Em relação a este último, cumpre dizer que a obrigatoriedade de comprá-lo para entrar numa gare, para qualquer um se despedir dum amigo ou ajudá-lo a levar as malas, teve repercussões directas relacionadas com o Merdock.
Quando o Vidal, o mentor e melhor amigo do cachorro, rumou a outras paragens para prosseguir os estudos, uma multidão de estudantes do Liceu (e também da Escola!), foi despedir-se dele à estação. E isso deveu-se ao facto de ter sido o Vidal o principal responsável pela manifestação que saiu do Liceu exigindo LIBERDADE para o Merdock. Ninguém esqueceu essa jornada gloriosa em que os moços estudantes afrontaram a autoridade do próprio Estado.
Quando chegaram à estação, romperam pela gare adentro sem adquirir bilhete. Gerou-se grande confusão e alarido, com os funcionários da C.P. a exigir o bilhete e os alunos a gritar eférriás e a apupar os ditos. Ninguém obedeceu. O espírito que presidira à manifestação, prevaleceu. Nada já era do que fora. Nem nestas, nem noutras situações. Os jovens davam um grande passo em frente, em matéria de consciencialização e respectiva contestação aos ditames do Estado Novo. E, como disse Lina Vedes na sua excelente anterior postagem:

VALEU-LHES AS FUGAS ÀS REGRAS!!!!
TODOS OS RAPAZES E RAPARIGAS EXPOSTOS A ESTA EXPERIÊNCIA SAÍRAM
BOAS PESSOAS

sexta-feira, 22 de junho de 2007

A LICENÇA DE ISQUEIRO

Este blog tem procurado situar uma época, descrevendo-a e caracterizando-a através de depoimentos, crónicas, documentos e fotografias. Até agora, procurámos, no enquadramento socio-político da época, mostrar a realidade estudantil e as leis e regras que o fascismo impunha.
Nesta 1ª postagem dedicada ao assunto, referiremos duas aberrações que se praticavam na época: a licença de isqueiro e o bilhete de gare! Quer isto dizer que era preciso pagar bilhete para pôr os pés na gare, duma qualquer estação da C.P! Infelizmente não possuímos nenhum exemplar deste último, mas era idêntico ao comum bilhete de comboio.
Na licença de isqueiro (como era popularmente conhecida), pode ler-se "licença para acendedores e isqueiros". E isto significava que, mesmo um qualquer camponês que usasse uma pederneira e um bugalho para acender fosse o que fosse, tinha de ter uma licença... ou sujeitava-se a ser multado!
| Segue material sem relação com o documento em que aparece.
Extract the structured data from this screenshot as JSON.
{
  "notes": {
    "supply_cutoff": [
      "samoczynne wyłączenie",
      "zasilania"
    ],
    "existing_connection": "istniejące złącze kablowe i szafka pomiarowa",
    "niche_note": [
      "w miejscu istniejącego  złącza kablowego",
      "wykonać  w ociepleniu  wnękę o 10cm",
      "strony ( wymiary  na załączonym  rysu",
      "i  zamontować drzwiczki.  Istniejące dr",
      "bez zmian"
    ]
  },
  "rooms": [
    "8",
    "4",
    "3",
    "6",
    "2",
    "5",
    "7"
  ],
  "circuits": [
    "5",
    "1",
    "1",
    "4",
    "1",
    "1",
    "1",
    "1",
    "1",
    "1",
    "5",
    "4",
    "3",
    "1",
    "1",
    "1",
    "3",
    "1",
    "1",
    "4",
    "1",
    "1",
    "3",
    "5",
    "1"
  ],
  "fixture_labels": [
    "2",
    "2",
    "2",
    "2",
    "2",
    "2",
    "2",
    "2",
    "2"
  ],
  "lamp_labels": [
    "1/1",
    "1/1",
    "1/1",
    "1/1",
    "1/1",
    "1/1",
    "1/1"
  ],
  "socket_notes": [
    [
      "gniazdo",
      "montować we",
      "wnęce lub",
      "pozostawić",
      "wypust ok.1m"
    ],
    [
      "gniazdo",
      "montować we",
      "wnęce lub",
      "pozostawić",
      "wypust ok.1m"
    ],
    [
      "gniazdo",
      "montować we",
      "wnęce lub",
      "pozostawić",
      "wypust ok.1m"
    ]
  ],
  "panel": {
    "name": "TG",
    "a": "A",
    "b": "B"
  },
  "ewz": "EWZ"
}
sexta-feira, 15 de junho de 2007

















REGRAS GERAIS DO LICEU (Década de 50)

1. Entrar no Liceu antes do 1º toque da manhã –
....os atrasados ficam na rua.
...“O Sr. Sortibão fecha o portão”

2. Ao soar o toque, calmamente, ir para as salas de aula.
Não correr nem gritar nos corredores.

3. Esperar a chegada do professor sentados e calados.
3.a) Não circular nos corredores durante os intervalos.

4. Respeitar todos os senhores professores e contínuos.

5. Pagar as “línguas de sogra” ao Coelhinho.

6. Não ver as fotografias do Coelhinho em fato de banho,
a mostrar os músculos.


REGRAS DOS RAPAZES

1. Não fumar nos recreios

2. Não perseguir nem olhar para as raparigas

3. Não espreitar as raparigas a brincar no recreio (pelos buraquinhos)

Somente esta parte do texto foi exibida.